When someone tells you they were raped, how would you respond? Experts say if you’re called to be that pillar of strength for them in that time, there are some ways you can help them heal and move on. Likewise, there are also some things to avoid doing.
- Do Not Compare Situations
Sometimes, to make a person feel better, we tend to compare situations to show that the victim is not as worse-off as they seem.
For example, imagine your friend confiding in you about her harrowing experience.
And you respond, ‘Well, at least you were not brutally gangraped like in some other places.’
Or, cite a a story you read online, ‘Good thing he (the rapist) isn’t your family or friend!’
Studies show that doing so can have a detrimental impact on the victim, causing them to feel that you are trivalising their experience, and instead making them feel worse-off.
- Do Not Give Advice
Whenever someone tells us a problem, don’t we often feel the need to ‘put things right’, ‘fix things’ or ‘handle it better’?
But saying something like, ‘Why didn’t you resist him?’ or ‘You should’ve tried to scream for help!’ will likely only make the victim turn away from you.

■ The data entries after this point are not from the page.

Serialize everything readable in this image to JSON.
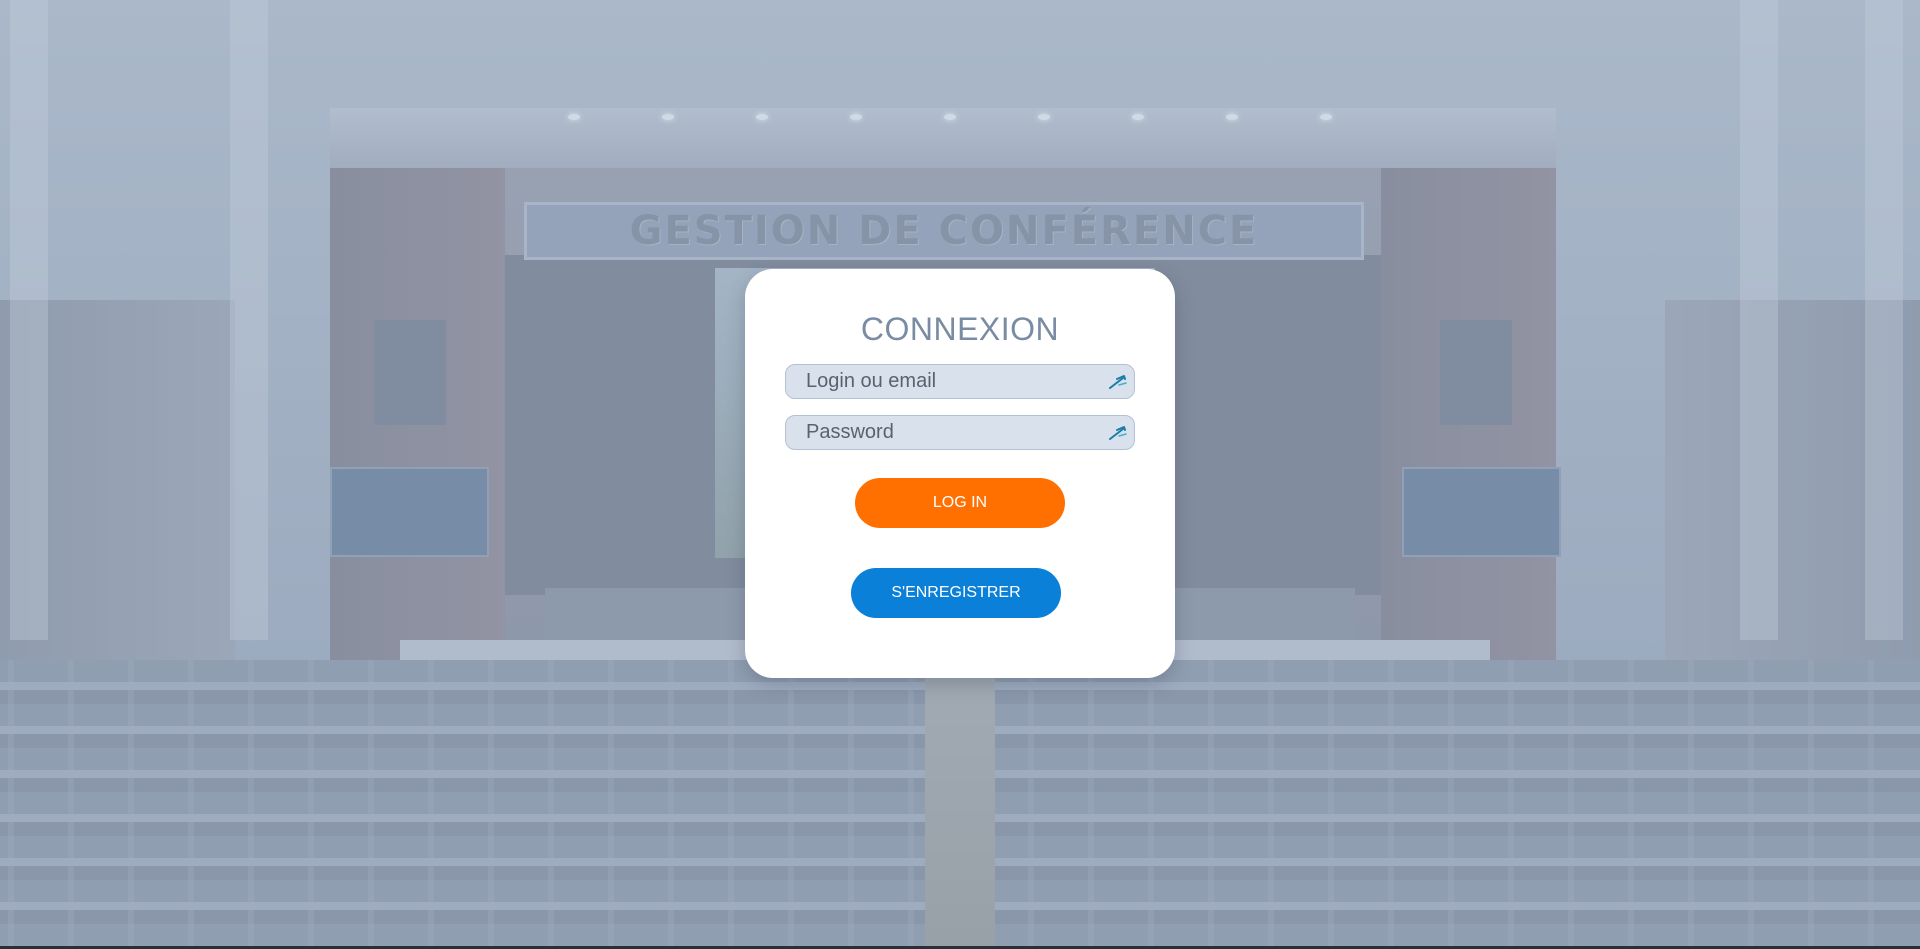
{
  "background": {
    "banner_text": "GESTION DE CONFÉRENCE"
  },
  "login_card": {
    "title": "CONNEXION",
    "login_field": {
      "placeholder": "Login ou email",
      "value": "",
      "icon": "key-icon"
    },
    "password_field": {
      "placeholder": "Password",
      "value": "",
      "icon": "key-icon"
    },
    "login_button": "LOG IN",
    "register_button": "S'ENREGISTRER"
  },
  "colors": {
    "title": "#7a8ca3",
    "field_bg": "#d9e1ec",
    "login_button": "#ff7000",
    "register_button": "#0a80d8",
    "icon": "#1a7fa8"
  }
}
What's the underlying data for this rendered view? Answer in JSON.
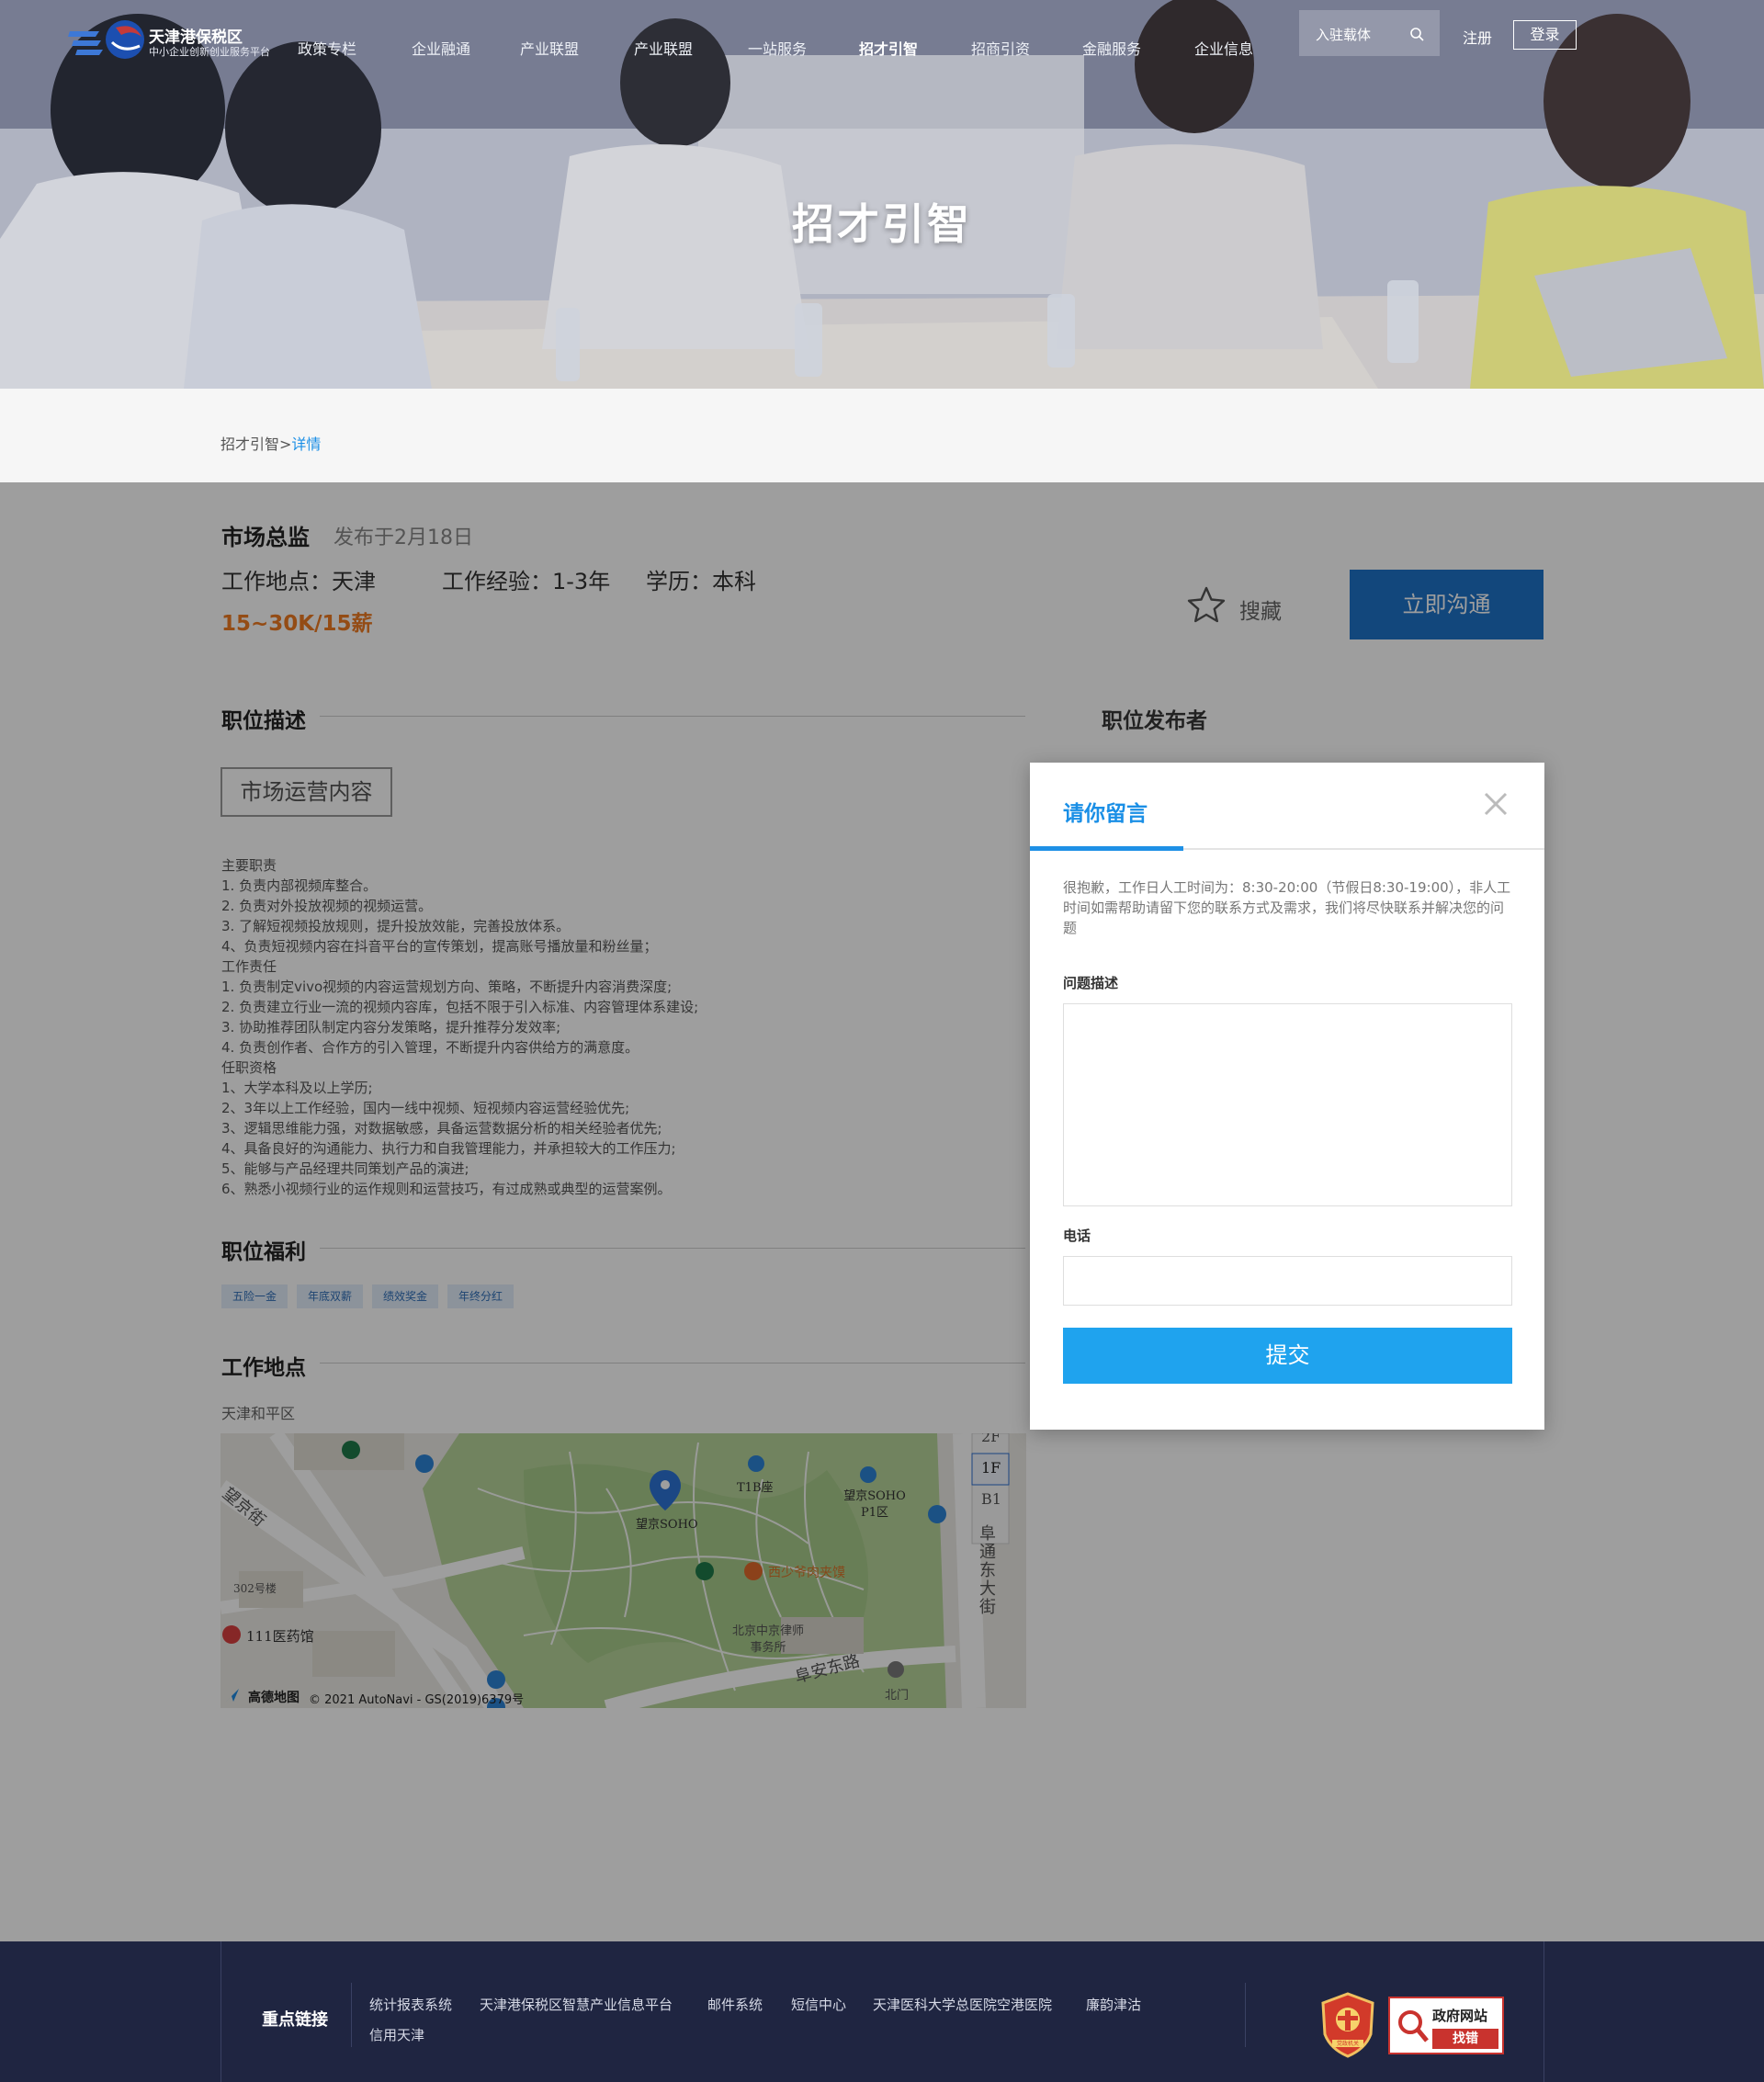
{
  "header": {
    "logo_title": "天津港保税区",
    "logo_subtitle": "中小企业创新创业服务平台",
    "nav": [
      "政策专栏",
      "企业融通",
      "产业联盟",
      "产业联盟",
      "一站服务",
      "招才引智",
      "招商引资",
      "金融服务",
      "企业信息"
    ],
    "active_nav": "招才引智",
    "search_label": "入驻载体",
    "register_label": "注册",
    "login_label": "登录"
  },
  "hero": {
    "title": "招才引智"
  },
  "breadcrumb": {
    "parent": "招才引智",
    "separator": ">",
    "current": "详情"
  },
  "job": {
    "title": "市场总监",
    "published": "发布于2月18日",
    "location": "工作地点：天津",
    "experience": "工作经验：1-3年",
    "education": "学历：本科",
    "salary": "15~30K/15薪",
    "favorite_label": "搜藏",
    "chat_label": "立即沟通"
  },
  "sections": {
    "description_title": "职位描述",
    "publisher_title": "职位发布者",
    "benefits_title": "职位福利",
    "location_title": "工作地点"
  },
  "description": {
    "tag": "市场运营内容",
    "lines": [
      "主要职责",
      "1. 负责内部视频库整合。",
      "2. 负责对外投放视频的视频运营。",
      "3. 了解短视频投放规则，提升投放效能，完善投放体系。",
      "4、负责短视频内容在抖音平台的宣传策划，提高账号播放量和粉丝量；",
      "工作责任",
      "1. 负责制定vivo视频的内容运营规划方向、策略，不断提升内容消费深度;",
      "2. 负责建立行业一流的视频内容库，包括不限于引入标准、内容管理体系建设;",
      "3. 协助推荐团队制定内容分发策略，提升推荐分发效率;",
      "4. 负责创作者、合作方的引入管理，不断提升内容供给方的满意度。",
      "任职资格",
      "1、大学本科及以上学历;",
      "2、3年以上工作经验，国内一线中视频、短视频内容运营经验优先;",
      "3、逻辑思维能力强，对数据敏感，具备运营数据分析的相关经验者优先;",
      "4、具备良好的沟通能力、执行力和自我管理能力，并承担较大的工作压力;",
      "5、能够与产品经理共同策划产品的演进;",
      "6、熟悉小视频行业的运作规则和运营技巧，有过成熟或典型的运营案例。"
    ]
  },
  "benefits": [
    "五险一金",
    "年底双薪",
    "绩效奖金",
    "年终分红"
  ],
  "location": {
    "address": "天津和平区",
    "map_labels": {
      "street1": "望京街",
      "poi1": "望京SOHO",
      "poi2": "T1B座",
      "poi3": "望京SOHO P1区",
      "poi4": "西少爷肉夹馍",
      "poi5": "北京中京律师事务所",
      "poi6": "111医药馆",
      "poi7": "302号楼",
      "street2": "阜安东路",
      "street3": "阜通东大街",
      "gate": "北门",
      "floors": [
        "2F",
        "1F",
        "B1"
      ],
      "brand": "高德地图",
      "copyright": "© 2021 AutoNavi - GS(2019)6379号"
    }
  },
  "modal": {
    "title": "请你留言",
    "notice": "很抱歉，工作日人工时间为：8:30-20:00（节假日8:30-19:00），非人工时间如需帮助请留下您的联系方式及需求，我们将尽快联系并解决您的问题",
    "question_label": "问题描述",
    "phone_label": "电话",
    "submit_label": "提交"
  },
  "footer": {
    "key_links_label": "重点链接",
    "links": [
      "统计报表系统",
      "天津港保税区智慧产业信息平台",
      "邮件系统",
      "短信中心",
      "天津医科大学总医院空港医院",
      "廉韵津沽",
      "信用天津"
    ],
    "badge_gov_line1": "政府网站",
    "badge_gov_line2": "找错",
    "badge_party": "党政机关"
  },
  "colors": {
    "accent_blue": "#1e73c9",
    "link_blue": "#1a8fe6",
    "salary_orange": "#ef7b22",
    "submit_blue": "#1fa3ee",
    "footer_bg": "#1f2541"
  }
}
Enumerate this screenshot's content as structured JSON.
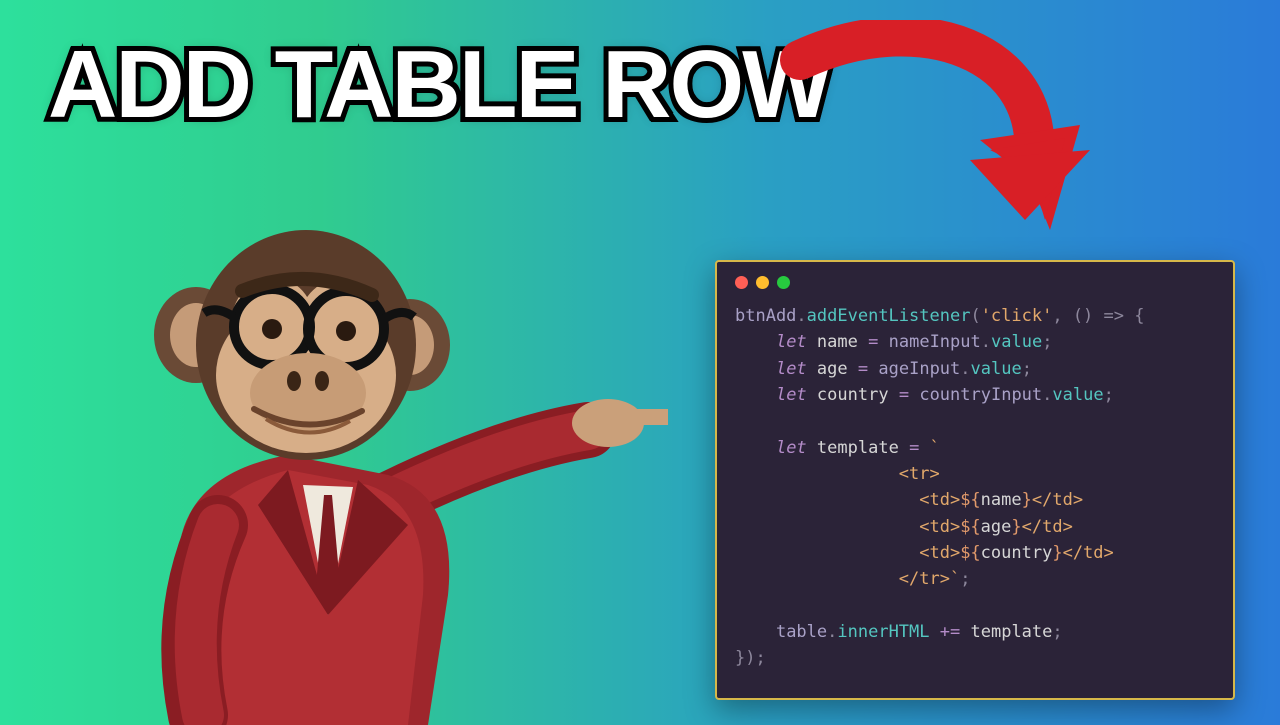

Psychologists say that since the incident is now over, it is not productive to analyse it. Doing so could result in the victim mulling over the situation and blaming themselves for it.
Studies show that after an experience of sexual violence, victims tend to feel powerless and depressed.
And at this stage, it’s important to resist the urge to ‘take control’, or ‘restore order’.
This means to refrain from doing simple things like arranging their daily schedule, or bigger things like making decisions on any problems that are hanging.
Instead, you are encouraged to support them in making their own decisions. That includes respecting their choices even if you disagree with it.
- Do Not Trivalise the Rapist’s Actions
‘He was just drunk, he had no control over his actions.’
‘Boys will always be boys!’
Unfortunately, we hear these well-meaning statements more than we should.
But experts say that such statements trivalise the victim’s experience and the rapist’s actions.
They say that in supporting a rape victim, it’s important to acknowledge what’s happening to them.
Use phrases such as ‘I’m sorry this happened to you, this should not have happened’.
Or, ‘Thank you for sharing this with me, it must be very difficult for you’, instead empowers the victim to open up, which kick-starts the healing process.
Next, you should emphasise to the victim that he/she should not be blamed for the abuse they suffered.
And finally, most important is to make clear to them that the blame lies with the rapist.